Zum Ablauf der kurzen Verjährungsfrist von Schadensersatzansprüchen nach Rückgabe der Mietsache
- Der Rückerhalt der Mietsache i.S.d. § 548 Abs. 1 S. 2 BGB setzt eine Änderung der Besitzverhältnisse zu Gunsten des Vermieters voraus, weil dieser erst durch die unmittelbare Sachherrschaft in die Lage versetzt wird, sich ungestört ein umfassendes Bild von etwaigen Veränderungen oder Verschlechterungen der Sache zu machen.
- Für den Verjährungsbeginn ist der Rückerhalt der Mietsache auch dann maßgeblich, wenn der Mietvertrag noch nicht beendet ist mit der Folge, dass ein Anspruch i.S.d. § 548 Abs. 1 S. 1 BGB bereits vor Beendigung des Mietverhältnisses verjähren kann.
- Bereits der Einwurf der Schlüssel in den Briefkasten führt zu dem Beginn der kurzen Verjährungsfrist. Dass diese Änderung dem Vermieter durch den Schlüsseleinwurf aufgedrängt wird, ist unschädlich, wenn der Mieter keinen Zugang mehr zu den Mieträumen hat, während der Vermieter ungehinderten Zugriff und damit die Möglichkeit der ungestörten Untersuchung erhält.
BGH, Urteil vom 29.01.2025; XII ZR 96/23
Sachverhalt
Ein Gewerberaummieter wirft ungefähr 6 Monate vor dem regulären Mietende die Schlüssel des Mietobjektes in den Hausbriefkasten des Vermieters. Der Vermieter widerspricht dieser Schlüsselrückgabe und teilt mit, er sei dafür nicht empfangsbereit.

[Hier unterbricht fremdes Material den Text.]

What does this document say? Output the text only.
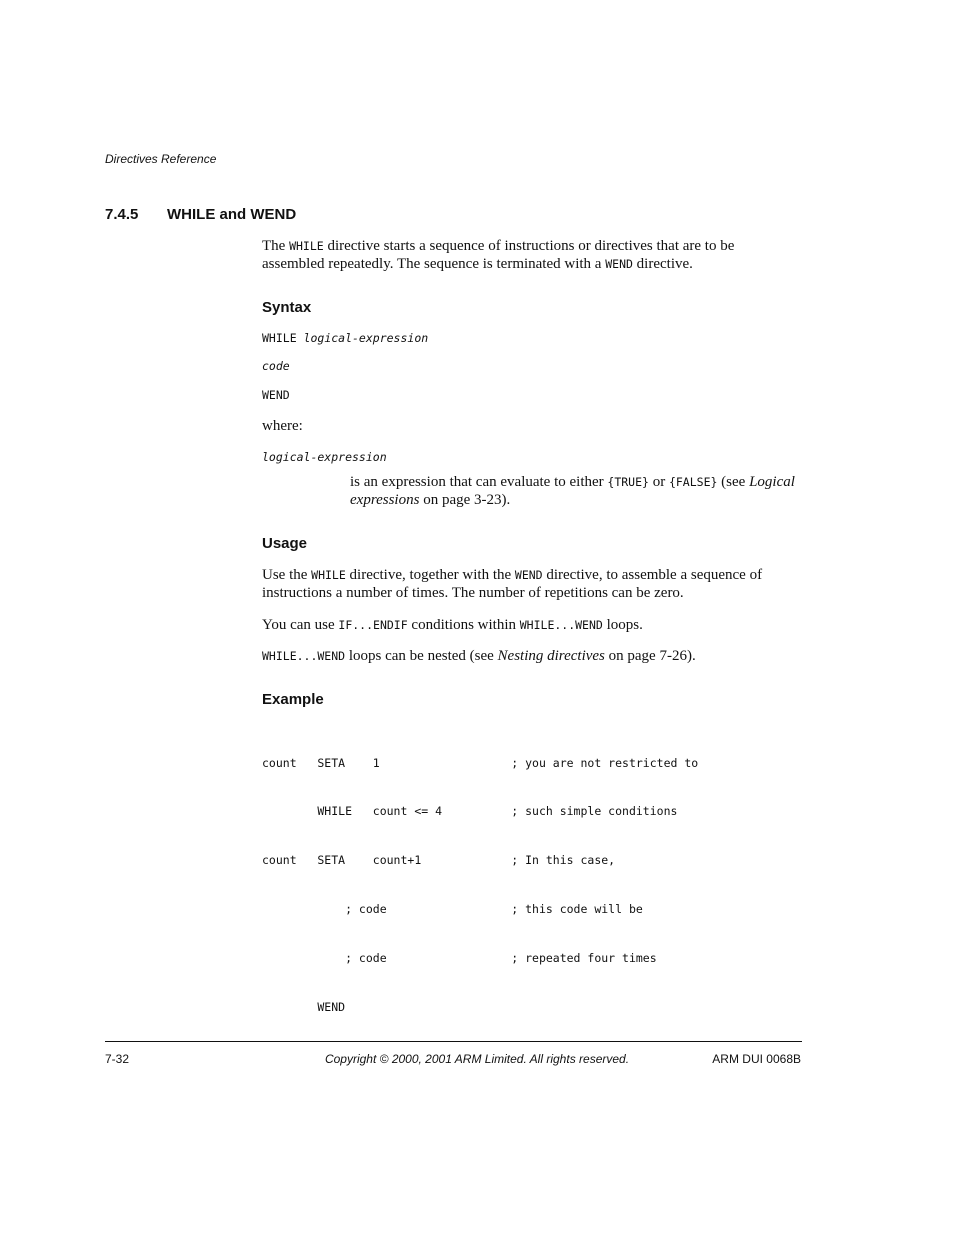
Directives Reference
7.4.5 WHILE and WEND
The WHILE directive starts a sequence of instructions or directives that are to be
assembled repeatedly. The sequence is terminated with a WEND directive.
Syntax
WHILE logical-expression
code
WEND
where:
logical-expression
is an expression that can evaluate to either {TRUE} or {FALSE} (see Logical
expressions on page 3-23).
Usage
Use the WHILE directive, together with the WEND directive, to assemble a sequence of
instructions a number of times. The number of repetitions can be zero.
You can use IF...ENDIF conditions within WHILE...WEND loops.
WHILE...WEND loops can be nested (see Nesting directives on page 7-26).
Example

count   SETA    1                   ; you are not restricted to

WHILE   count <= 4          ; such simple conditions

count   SETA    count+1             ; In this case,

; code                  ; this code will be

; code                  ; repeated four times

WEND

7-32	Copyright © 2000, 2001 ARM Limited. All rights reserved.	ARM DUI 0068B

Zum regulären Mietende fordert der Vermieter den Mieter zur Durchführung von Mängelbeseitigungsmaßnahmen auf. Nachdem der Mieter darauf nicht reagiert, macht der Vermieter 7 Wochen nach Mietende einen gerichtlichen Mahnbescheid über die Mängelbeseitigungskosten geltend. Im Gerichtsverfahren erhebt der Mieter die Einrede der Verjährung.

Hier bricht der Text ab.